Bauer, Ferdinand Lucas
Bauer, Ferdinand Lucas
(b. Feldsberg, Lower Austria, 20 January 1760; d. Hietzing, near Vienna, Austria, 17 March 1826)
Bauer’s fame rests chiefly on his illustrations for John Sibthorp’s Flora Graeca, the most beautiful flora of all time. With his brothers Joseph and Franz, he was educated by Father Boccius, prior of the monastery of the Merciful Brothers in Feldsberg, then worked under Nikolaus von Jacquin, professor of botany in Vienna. When Sibthorp, Oxford’s professor of botany, came to Vienna in search of the Codex vindobonensis of Dioscorides, he learned of Bauer’s work and traveled to Feldsberg to see Boccius’ fourteen-volume manuscript, Hortus botanicus, the 2,750 plates of which were chiefly the work of Ferdinand and his brothers. So impressed was Sibthorp that he immediately engaged Bauer to serve as artist on his expedition to Greece and the Levant. In the ensuing twenty-two months (March 1786 to December 1787) Bauer painted nearly 1,000 watercolors of plants, 363 of animals, and 131 sepia landscapes. Only the plant watercolors were eventually published in the Flora Graeca, a herculean work that took from 1806 to 1840 and cost over £30,000.
Bauer worked on the Flora in Oxford until 1801, when he joined Matthew Flinders on his voyage to Australia. There Bauer and the botanist Robert Brown made a rich collection of material that included over 2,000 sketches by Bauer, 1,541 being of plants.

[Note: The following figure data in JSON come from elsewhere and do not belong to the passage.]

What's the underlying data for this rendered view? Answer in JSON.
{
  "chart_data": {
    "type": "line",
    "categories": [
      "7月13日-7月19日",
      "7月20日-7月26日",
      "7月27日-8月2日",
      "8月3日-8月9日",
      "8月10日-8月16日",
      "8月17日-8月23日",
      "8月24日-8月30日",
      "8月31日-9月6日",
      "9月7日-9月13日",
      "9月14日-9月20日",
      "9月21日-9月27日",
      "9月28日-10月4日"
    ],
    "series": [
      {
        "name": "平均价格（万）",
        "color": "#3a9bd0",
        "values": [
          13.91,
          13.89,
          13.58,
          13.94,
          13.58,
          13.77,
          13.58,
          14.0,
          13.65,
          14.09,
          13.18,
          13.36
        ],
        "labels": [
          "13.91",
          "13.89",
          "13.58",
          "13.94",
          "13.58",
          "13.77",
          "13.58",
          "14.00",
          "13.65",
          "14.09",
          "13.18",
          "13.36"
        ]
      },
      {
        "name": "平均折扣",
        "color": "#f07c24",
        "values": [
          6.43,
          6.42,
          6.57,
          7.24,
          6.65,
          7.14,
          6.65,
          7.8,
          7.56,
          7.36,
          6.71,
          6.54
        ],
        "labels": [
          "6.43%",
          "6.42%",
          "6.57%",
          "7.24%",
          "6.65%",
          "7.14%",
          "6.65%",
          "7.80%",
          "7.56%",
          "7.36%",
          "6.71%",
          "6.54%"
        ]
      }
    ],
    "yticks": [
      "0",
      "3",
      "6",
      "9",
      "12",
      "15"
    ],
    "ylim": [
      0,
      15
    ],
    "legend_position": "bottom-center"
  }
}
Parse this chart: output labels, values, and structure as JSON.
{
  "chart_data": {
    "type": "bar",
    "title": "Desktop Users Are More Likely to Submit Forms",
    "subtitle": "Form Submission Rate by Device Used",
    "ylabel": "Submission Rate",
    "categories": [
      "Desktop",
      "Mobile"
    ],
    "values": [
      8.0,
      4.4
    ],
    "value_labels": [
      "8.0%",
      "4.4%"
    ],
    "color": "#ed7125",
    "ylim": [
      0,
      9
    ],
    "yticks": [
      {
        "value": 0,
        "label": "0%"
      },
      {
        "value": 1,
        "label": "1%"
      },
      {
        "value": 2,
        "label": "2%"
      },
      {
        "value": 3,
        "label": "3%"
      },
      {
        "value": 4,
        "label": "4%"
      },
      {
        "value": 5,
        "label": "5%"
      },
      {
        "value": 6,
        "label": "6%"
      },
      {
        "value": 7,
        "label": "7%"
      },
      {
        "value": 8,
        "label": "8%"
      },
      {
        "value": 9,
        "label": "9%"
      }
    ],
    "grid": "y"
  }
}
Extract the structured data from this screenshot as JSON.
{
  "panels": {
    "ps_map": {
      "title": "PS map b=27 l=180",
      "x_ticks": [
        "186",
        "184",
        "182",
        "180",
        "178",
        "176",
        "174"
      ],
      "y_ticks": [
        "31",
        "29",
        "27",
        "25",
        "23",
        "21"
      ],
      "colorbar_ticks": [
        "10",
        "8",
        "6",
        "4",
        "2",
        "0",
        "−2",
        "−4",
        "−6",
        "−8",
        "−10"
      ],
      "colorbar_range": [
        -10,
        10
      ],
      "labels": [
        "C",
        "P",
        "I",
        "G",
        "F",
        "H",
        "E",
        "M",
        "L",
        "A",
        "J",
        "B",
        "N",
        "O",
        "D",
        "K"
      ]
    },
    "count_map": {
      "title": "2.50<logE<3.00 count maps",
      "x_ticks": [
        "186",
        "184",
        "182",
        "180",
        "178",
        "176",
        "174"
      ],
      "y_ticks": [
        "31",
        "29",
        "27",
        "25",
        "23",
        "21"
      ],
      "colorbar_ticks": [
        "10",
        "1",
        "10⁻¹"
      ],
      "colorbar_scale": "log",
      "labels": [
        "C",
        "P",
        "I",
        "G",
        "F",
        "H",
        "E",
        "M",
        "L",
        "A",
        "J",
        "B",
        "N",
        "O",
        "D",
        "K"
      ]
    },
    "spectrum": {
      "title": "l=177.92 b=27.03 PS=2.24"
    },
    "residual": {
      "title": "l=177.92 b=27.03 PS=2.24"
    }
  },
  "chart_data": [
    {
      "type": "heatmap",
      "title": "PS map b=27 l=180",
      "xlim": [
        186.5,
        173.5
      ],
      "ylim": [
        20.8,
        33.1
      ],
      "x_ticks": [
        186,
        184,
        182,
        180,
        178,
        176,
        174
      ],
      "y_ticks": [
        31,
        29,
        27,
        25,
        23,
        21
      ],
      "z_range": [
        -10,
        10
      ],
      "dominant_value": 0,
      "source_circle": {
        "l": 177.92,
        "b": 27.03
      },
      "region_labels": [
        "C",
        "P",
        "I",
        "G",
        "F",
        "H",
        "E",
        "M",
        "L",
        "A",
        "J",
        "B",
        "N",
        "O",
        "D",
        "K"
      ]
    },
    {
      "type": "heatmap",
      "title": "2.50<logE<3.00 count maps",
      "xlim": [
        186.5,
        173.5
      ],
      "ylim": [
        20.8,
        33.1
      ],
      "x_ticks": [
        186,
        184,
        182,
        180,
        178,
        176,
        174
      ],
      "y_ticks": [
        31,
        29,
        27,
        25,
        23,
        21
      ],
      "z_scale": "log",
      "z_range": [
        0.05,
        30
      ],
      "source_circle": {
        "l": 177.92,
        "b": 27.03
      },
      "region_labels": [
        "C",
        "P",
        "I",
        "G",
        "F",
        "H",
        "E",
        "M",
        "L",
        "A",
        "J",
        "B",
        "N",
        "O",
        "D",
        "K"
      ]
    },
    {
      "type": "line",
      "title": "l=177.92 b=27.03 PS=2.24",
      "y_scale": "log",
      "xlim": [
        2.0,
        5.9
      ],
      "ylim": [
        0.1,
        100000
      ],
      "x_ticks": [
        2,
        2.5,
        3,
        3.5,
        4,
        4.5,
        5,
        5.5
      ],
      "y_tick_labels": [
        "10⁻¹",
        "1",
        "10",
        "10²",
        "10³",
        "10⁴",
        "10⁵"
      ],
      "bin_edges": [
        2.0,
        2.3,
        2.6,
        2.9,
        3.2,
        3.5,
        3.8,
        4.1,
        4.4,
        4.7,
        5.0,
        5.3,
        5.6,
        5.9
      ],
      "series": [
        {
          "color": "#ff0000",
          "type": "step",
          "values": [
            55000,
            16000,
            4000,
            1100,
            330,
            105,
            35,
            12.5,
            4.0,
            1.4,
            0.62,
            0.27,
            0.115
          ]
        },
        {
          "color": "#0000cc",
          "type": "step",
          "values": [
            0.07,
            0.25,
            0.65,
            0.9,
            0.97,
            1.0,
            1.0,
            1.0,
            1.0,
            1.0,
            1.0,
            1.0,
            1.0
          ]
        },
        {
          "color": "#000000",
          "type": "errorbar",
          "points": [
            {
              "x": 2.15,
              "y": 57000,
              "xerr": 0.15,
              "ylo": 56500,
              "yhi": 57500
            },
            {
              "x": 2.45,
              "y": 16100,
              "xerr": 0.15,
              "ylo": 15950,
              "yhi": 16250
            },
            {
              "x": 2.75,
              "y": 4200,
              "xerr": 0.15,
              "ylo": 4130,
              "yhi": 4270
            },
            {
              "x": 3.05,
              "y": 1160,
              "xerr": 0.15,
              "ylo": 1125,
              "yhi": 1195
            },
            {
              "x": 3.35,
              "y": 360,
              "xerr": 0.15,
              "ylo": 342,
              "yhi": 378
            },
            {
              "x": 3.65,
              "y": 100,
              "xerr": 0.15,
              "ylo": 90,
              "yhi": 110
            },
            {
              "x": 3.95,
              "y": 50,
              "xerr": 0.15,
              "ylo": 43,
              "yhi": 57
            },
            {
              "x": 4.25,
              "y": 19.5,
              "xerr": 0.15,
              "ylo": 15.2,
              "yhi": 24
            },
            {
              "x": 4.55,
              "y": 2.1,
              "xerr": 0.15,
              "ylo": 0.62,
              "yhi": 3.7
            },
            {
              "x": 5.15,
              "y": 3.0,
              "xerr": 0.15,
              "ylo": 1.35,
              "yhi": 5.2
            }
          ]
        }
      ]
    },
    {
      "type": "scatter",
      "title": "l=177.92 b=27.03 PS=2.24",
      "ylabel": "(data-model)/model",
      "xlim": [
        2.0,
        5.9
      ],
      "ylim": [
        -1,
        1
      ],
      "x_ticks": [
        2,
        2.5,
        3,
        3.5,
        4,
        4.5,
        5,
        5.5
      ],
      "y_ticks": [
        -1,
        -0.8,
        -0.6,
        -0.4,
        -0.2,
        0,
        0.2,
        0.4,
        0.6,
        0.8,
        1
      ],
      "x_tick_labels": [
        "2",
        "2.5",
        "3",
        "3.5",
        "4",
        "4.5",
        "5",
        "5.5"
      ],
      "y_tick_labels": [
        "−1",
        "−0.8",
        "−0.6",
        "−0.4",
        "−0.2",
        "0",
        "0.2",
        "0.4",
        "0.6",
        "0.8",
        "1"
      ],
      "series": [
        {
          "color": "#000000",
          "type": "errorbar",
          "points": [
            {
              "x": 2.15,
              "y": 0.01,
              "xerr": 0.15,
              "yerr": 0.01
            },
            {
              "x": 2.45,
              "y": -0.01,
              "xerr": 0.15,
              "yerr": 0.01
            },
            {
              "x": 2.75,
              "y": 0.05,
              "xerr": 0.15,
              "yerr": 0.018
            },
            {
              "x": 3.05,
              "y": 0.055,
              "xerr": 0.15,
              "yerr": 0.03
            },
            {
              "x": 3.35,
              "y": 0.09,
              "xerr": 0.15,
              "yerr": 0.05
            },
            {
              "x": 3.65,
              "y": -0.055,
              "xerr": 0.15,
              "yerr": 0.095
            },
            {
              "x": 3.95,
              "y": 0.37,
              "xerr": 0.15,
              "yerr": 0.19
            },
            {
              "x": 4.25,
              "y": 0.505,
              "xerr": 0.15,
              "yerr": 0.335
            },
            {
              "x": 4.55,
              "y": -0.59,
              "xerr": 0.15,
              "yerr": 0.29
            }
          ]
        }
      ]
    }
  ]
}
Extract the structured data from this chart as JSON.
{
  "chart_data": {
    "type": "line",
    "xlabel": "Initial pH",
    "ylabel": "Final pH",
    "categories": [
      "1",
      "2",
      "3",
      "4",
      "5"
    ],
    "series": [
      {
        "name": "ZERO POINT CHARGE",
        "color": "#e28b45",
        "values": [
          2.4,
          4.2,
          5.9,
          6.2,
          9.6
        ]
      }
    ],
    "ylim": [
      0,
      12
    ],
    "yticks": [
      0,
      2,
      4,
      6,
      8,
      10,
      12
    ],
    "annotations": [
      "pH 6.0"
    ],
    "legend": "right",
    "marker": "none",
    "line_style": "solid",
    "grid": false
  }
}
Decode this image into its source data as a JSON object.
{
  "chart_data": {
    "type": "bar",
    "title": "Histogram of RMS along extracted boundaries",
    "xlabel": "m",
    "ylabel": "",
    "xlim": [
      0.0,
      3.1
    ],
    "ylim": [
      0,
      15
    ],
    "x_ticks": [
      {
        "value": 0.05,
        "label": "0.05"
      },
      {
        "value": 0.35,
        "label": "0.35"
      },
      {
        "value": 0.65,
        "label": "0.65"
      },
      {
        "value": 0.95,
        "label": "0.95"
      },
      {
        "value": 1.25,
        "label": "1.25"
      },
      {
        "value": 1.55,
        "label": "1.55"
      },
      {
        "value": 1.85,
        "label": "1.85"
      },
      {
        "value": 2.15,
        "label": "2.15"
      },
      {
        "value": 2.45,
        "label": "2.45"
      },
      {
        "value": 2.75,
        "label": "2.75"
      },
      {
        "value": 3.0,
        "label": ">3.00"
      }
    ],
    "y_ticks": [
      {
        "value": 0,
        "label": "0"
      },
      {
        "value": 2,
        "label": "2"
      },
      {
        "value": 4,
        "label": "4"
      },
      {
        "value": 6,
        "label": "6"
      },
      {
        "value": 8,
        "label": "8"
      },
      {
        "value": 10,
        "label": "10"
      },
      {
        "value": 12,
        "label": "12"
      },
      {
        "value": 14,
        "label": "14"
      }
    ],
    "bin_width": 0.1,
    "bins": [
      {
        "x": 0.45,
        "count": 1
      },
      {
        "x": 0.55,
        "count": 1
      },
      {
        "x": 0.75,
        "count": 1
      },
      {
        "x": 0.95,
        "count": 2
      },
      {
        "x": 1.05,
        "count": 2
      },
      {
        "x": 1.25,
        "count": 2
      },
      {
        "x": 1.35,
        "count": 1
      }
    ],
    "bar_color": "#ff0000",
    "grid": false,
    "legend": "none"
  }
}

Few of these were ever published, although Endlicher used some for his Prodromus florae Norfolkicae. Bauer attempted to use them in his Illustrationes florae Novae Hollandiae, a project that failed commercially, and in 1814 he left England for Hietzing, which was close to the gardens of Schönbrunn.
Bauer sketched rapidly and colored little on the spot, but noted gradations with a number code so that he could finish his illustrations later. Untroubled by the rigors of travel, he worked hard and achieved an incredible output. Goethe admired the three-dimensional quality of his work, and all botanists respected his accuracy. The overthrow of Linnaean taxonomy was partly due to the Australian work of Bauer and Brown.
I. Original Works. Bauer’s only writing was Illustrationes florae Novae Hollandiae (London, 1813). Plates are in Boccius, Hortus botanicus, Vols. I–IX, MS at Vaduz, Liechtenstein; Stephan Endlicher, Prodromus florae Norfolkicae (Vienna, 1833); Matthew Flinders, A Voyage to Terra Australis (London, 1814); A. B. Lambert, A Description of the Genus Pinus (London, 1803–1824); John Lindley, Digitalium monographia (London, 1821); and John Sibthrop, Flora Graeca (London, 1806–1840).
II. Secondary Literature. There is no detailed biography of Bauer, few of his letters have survived, and no portrait is extant. The best accounts are Wilfred Blunt, The Art of Botanical Illustration (London, 1950), and William Stearn, “Franz and Ferdinand Bauer, Masters of Botanical Illustration,” in Endeavour, 19 , no. 73 (Jan. 1960), 27–35. For details of Bauer manuscripts see C. Nissen, Die botanische Buchillustration, 2nd ed. (Stuttgart, 1966).